The complaint alleges that Performance SLC and Crenshaw violated the Telemarketing Selling (TSR) rule by charging illegal upfront fees to student loan borrowers seeking loan consolidation, loan forgiveness, or debt-driven repayment plans income for their federal student loans. Under the TSR, it is illegal to charge or receive a charge for debt relief services sold through telemarketing before the terms of the debt are changed or settled, and the consumer has made at least one payment. under the newly amended debt. See 16 CFR § 310.4 (a) (5) (i).

The Bureau alleges that Performance SLC violated the RST by imposing a fee on consumers at the time of registration or immediately after, before the terms of the debts were changed.
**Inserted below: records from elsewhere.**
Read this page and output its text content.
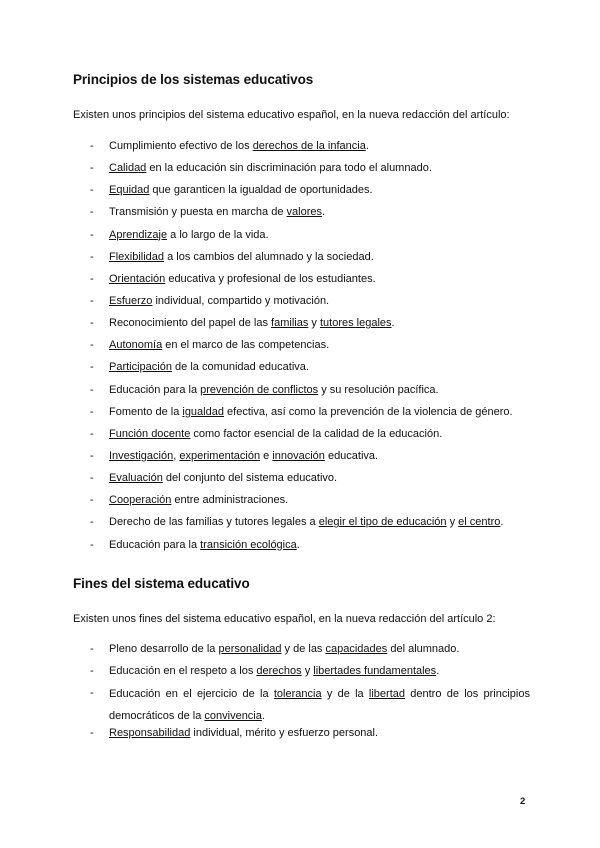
Principios de los sistemas educativos

Existen unos principios del sistema educativo español, en la nueva redacción del artículo:

- Cumplimiento efectivo de los derechos de la infancia.
- Calidad en la educación sin discriminación para todo el alumnado.
- Equidad que garanticen la igualdad de oportunidades.
- Transmisión y puesta en marcha de valores.
- Aprendizaje a lo largo de la vida.
- Flexibilidad a los cambios del alumnado y la sociedad.
- Orientación educativa y profesional de los estudiantes.
- Esfuerzo individual, compartido y motivación.
- Reconocimiento del papel de las familias y tutores legales.
- Autonomía en el marco de las competencias.
- Participación de la comunidad educativa.
- Educación para la prevención de conflictos y su resolución pacífica.
- Fomento de la igualdad efectiva, así como la prevención de la violencia de género.
- Función docente como factor esencial de la calidad de la educación.
- Investigación, experimentación e innovación educativa.
- Evaluación del conjunto del sistema educativo.
- Cooperación entre administraciones.
- Derecho de las familias y tutores legales a elegir el tipo de educación y el centro.
- Educación para la transición ecológica.
Fines del sistema educativo

Existen unos fines del sistema educativo español, en la nueva redacción del artículo 2:

- Pleno desarrollo de la personalidad y de las capacidades del alumnado.
- Educación en el respeto a los derechos y libertades fundamentales.
- Educación en el ejercicio de la tolerancia y de la libertad dentro de los principios democráticos de la convivencia.
- Responsabilidad individual, mérito y esfuerzo personal.
2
He alleges that Crenshaw directly violated the TSR through his role in setting up the arrangements for the trust accounts used by Performance SLC to receive advances and also violated the TSR by providing substantial assistance to Performance SLC’s TSR violations. .

The complaint further alleges that Performance SLC violated the RST by failing to make the required disclosures. Under the TSR, any vendor or telemarketer in the sale of a debt relief service does not disclose, in a clear and visible manner, before customers agree to pay for those services, that the customers own the funds held in accounts, that clients can opt out of the debt relief service at any time without penalty, and that, if clients opt out, they must receive all funds in accounts other than funds earned by the debt relief service. See 16 CFR § 310.3 (a) (1) (viii) (D). The Bureau alleges that Performance SLC violated the RST because it did not clearly and conspicuously disclose the following: (1) the clients had the funds in their trust accounts; (2) if clients opt out of its program, the client must receive all funds in the account, less any fees earned by Performance SLC; and (3) the clients had the funds in their trust accounts and that those who terminated their service contract would receive all the funds in their trust accounts.
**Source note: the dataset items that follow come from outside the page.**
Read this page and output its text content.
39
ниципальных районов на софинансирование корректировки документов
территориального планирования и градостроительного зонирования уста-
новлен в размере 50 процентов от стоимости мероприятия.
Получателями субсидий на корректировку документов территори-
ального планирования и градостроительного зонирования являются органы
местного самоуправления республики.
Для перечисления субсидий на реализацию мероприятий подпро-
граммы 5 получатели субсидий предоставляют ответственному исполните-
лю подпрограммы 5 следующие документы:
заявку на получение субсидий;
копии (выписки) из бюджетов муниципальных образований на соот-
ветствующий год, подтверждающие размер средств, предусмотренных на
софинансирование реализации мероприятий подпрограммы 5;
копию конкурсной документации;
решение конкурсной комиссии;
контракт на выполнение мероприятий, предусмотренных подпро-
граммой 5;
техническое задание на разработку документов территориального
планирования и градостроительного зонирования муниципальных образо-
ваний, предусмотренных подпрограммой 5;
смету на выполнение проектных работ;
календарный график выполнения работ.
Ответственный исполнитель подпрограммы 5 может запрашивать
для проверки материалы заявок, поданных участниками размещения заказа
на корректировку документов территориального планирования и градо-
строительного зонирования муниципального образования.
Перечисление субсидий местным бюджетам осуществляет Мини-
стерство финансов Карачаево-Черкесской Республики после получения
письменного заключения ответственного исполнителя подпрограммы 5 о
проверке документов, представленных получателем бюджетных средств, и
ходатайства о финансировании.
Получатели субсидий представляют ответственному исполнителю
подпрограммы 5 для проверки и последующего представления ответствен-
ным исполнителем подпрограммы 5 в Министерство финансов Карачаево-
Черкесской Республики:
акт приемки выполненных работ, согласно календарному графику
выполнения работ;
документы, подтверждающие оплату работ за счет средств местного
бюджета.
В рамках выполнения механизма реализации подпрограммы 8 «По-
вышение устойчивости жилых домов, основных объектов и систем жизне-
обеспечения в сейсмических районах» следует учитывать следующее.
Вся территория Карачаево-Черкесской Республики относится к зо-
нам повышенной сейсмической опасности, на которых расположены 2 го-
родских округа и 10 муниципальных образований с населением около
The complaint also alleges that Performance Settlement and Crenshaw violated the Consumer Financial Protection Act (CFPA) by engaging in deceptive acts or practices. According to the Bureau, Performance Settlement told consumers that Performance Settlement, a non-lending company, had considered and rejected these consumers for personal loans in order to entice them to sign up for Performance debt settlement services. Settlement. He also alleges that Crenshaw directly engaged in deceptive practices through his role in developing and approving marketing materials containing the misleading statements and that he also significantly aided the CFPA violations of Performance Settlement.

Based on the aforementioned allegations, among others, the complaint seeks consumer redress, an injunction and the imposition of civil monetary penalties against Performance SLC, Performance Settlement and Crenshaw.